Wal-Mart to cut jobs in China

Wal-Mart to cut jobs in China

WAL-MART Stores Inc will reduce its employees in China by more than 100 as part of a restructuring program in its Global Procurement Division after pressure mounted on the firm due to slower profit growth.

The world’s biggest retailer plans to cut the payroll in its four sourcing offices in Shenzhen, Shanghai, Putian and Dongguan, according to Huang Jianling, a communications official from Wal-Mart China.

The lost jobs in China account for half of its global reduction.

“We have found some department functions overlap,” said Huang via telephone with Shanghai Daily. “The consolidation will help to reduce redundancy and improve efficiency.”

Huang added that some new positions will be created, but did not elaborate.

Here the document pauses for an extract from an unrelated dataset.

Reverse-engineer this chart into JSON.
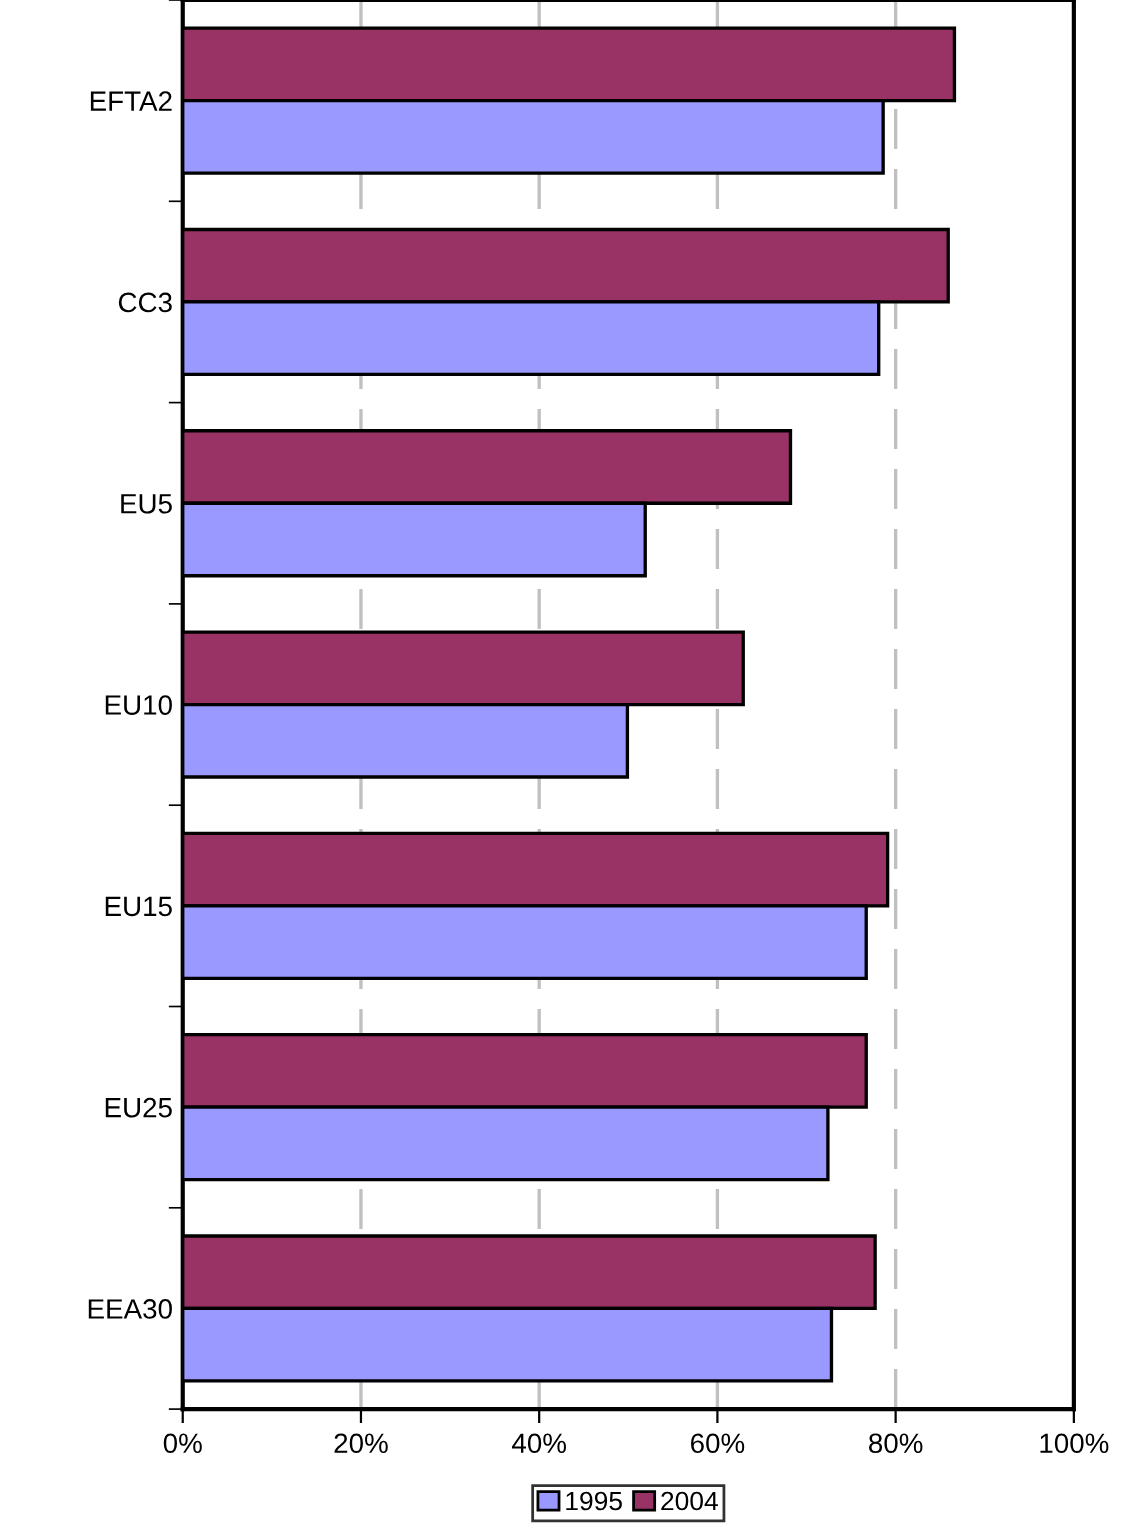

The layoffs in China, announced last weekend, came after the retailer posted a less-than-anticipated profit for the second quarter. Wal-Mart also lowered its earnings forecast after cutting prices on thousands of stationary items.

“The restructuring will by no means reduce our sourcing from China,” Huang said.

Wal-Mart entered the Chinese market in 1996, and set up its first procurement office in Shenzhen in 2002.

It has bought an average of about US$9 billion in products from China per year over the past two years.

The Bentonville, Arkansas-based retailer has been aggressively expanding in China, where retail sales grow more than 14 percent year on year despite growing competition.

The market still has huge potential as the central government stepped up efforts to encourage domestic consumption so that the economy is less dependent on exports and investment in fixed assets.

Wal-Mart operates more than 86 stores in China with a total investment exceeding 1.7 billion yuan (US$229 million). France-based Carrefour SA owns 95 stores.

It acquired a 35 percent stake in China’s Trust-Mart, which runs more than 100 hypermarkets, earlier this year.

The company plans to double its outlets in China in the next five years, Bloomberg News said in earlier reports.